La mia ipotesi è che il vero motivo dell’abbaglio trontiano risieda nella quarta motivazione. Tronti ci dice di avere scelto di collocarsi laddove si concentra la forza per il cambiamento, sacrificando valori e principi ai vincoli dettati dalla contingenza storica in vista di una loro possibile, futura ripresa e realizzazione. Ma a quali vincoli “oggettivi” si riferisce? Mi pare evidente che qui entra in campo, in barba a molte delle intuizioni critiche formulate dallo stesso Tronti, una visione rimasta costantemente maggioritaria nel marxismo occidentale, vale a dire quella secondo cui nessuna volontà rivoluzionaria può avere ragione delle “leggi” economiche dello sviluppo capitalistico, nonché degli scenari geopolitici “sovradeterminati” da tali leggi. Così il “realismo” trontiano ricade però in una visione della storia come processo lineare, unidirezionale, animato da una necessità immanente, “naturale”, in palese contraddizione con le sue riflessioni sul politico come rottura del flusso “normale” degli eventi storici. 
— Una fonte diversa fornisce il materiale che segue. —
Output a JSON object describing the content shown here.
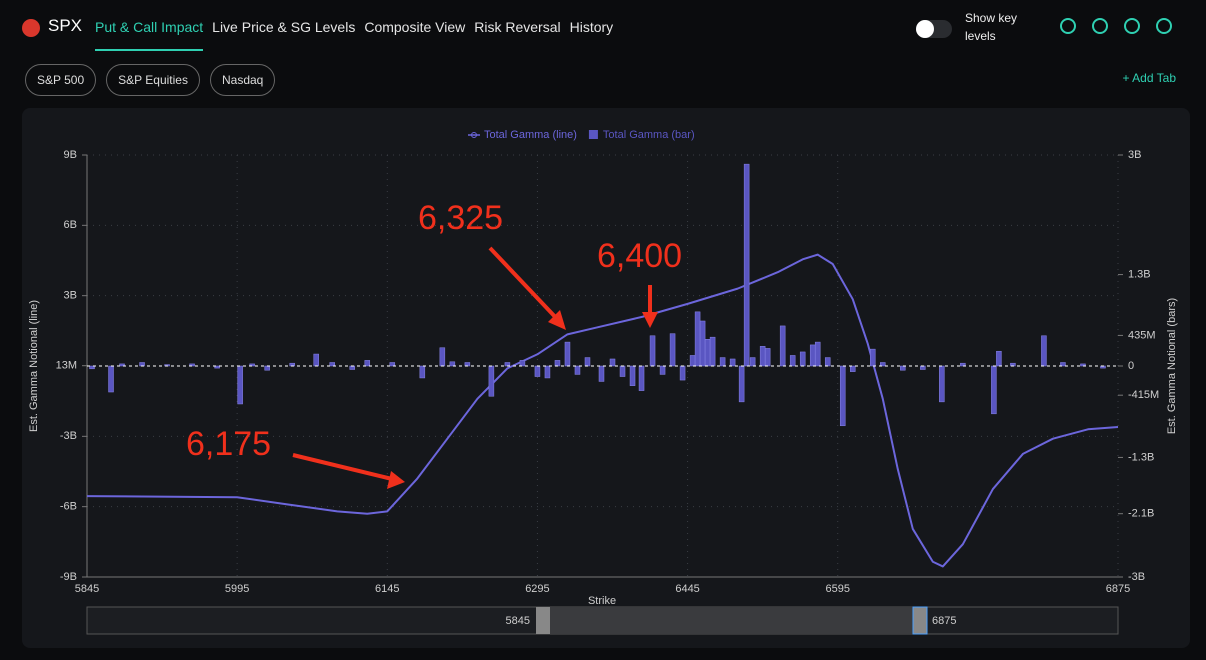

Se qualcosa ho potuto imparare da Tronti è quindi solo grazie alle lezioni di altri maestri che, come Gyorgy Lukacs (12), mi avevano vaccinato contro le insidie del determinismo e del meccanicismo. Ecco perché, malgrado questa pur grave debolezza del Tronti “realista” – che gli amici delle sinistre radicali non gli hanno mai perdonato –, resto convinto che nessun progetto di ricostruzione di un punto di vista rivoluzionario possa prescindere dal suo contributo teorico su temi quali l’autonomia del politico, i disastrosi effetti dell’infatuazione del marxismo occidentale per il progresso tecnologico e lo sviluppo economico; la critica della svolta individualista delle culture di movimento (e la loro conseguente cattura da parte del campo liberale); la rivendicazione della tradizione novecentesca della logica amico/nemico e del punto di vista di parte associato alla lotta di classe. Per quanto riguarda in particolare quest'ultimo punto, mi preme citare tre frasi estratte da altrettanti scritti recenti: “il cemento dell’amicizia politica è una ben specifica e determinata e consaputa inimicizia sociale, non uno stare con ma uno stare contro”; “compito del partito è oggi semplificare politicamente la complessità sociale. Tornare a dividere l’uno in due al di là di tutte le apparenze sistemiche”; “che una parte va ricostruita è indubbio, altrimenti non c’è partito né politica, ma quale parte parte, strutturata come, riferita a cosa, in quale forma organizzata”. Rispondere agli ultimi quattro quesiti è il compito di qualsiasi forza politica intenzionata a rilanciare una prospettiva anticapitalista.


Note 


(1) M. Tronti, Operai e capitale, Einaudi, Torino 1966.

(2) F. Milanesi, Nel Novecento. Storia, teoria, politica nel pensiero di Mario Tronti, Mimesis, Milano 2014

(3) In questo scritto farò riferimento soprattutto alle seguenti opere di Tronti: Noi operaisti, DeriveApprodi, Roma 2009; Dall’estremo possibile, Ediesse, Roma 2011; Dello spirito libero, il Saggiatore, Milano 2015.

(4) Vedi, in particolare, M. Revelli, Oltre il Novecento. La politica, le ideologie e le insidie del lavoro, Einaudi, Torino 2001.

(5) Cfr. J-F. Lyotard, La condizione postmoderna. Rapporto sul sapere, Feltrinelli, Milano 1981.

(6) F. Fukuyama, La fine della storia e l’ultimo uomo, Rizzoli, Milano 2003.

(7) L. Boltanski, E. Chiapello, Il nuovo spirito del capitalismo, Mimesis, Milano-Udine 2014.

(8) Cfr. M. Tronti (a cura di C. Formenti), Abecedario ( con due Dvd); DeriveApprodi, Roma 2016.

(9) Sulla capacità del neocapitalismo digitale di plasmare l’identità e la cultura di lavoratori e consumatori cfr. P. Dardot, C. Laval, La nuova ragione del mondo. Critica della razionalità neoliberista, DeriveApprodi, Roma 2013. Vedi anche il mio Felici e sfruttati, Egea, Milano 2011.

(10) Per una ricostruzione del pensiero “antimoderno” di Benjamin vedi A. Visalli, Classe e partito, Meltemi, Milano 2023.

(11) Vedi Abecedario, op. cit.

(12) Cfr. La mia Prefazione a G. Lukacs, Ontologia dell’essere sociale (4 voll.), Meltemi, Milano 2023. vedi anche C. Formenti, Ombre rosse. Saggi sull’ultimo Lukacs e altre eresie, Meltemi, Milano 2022.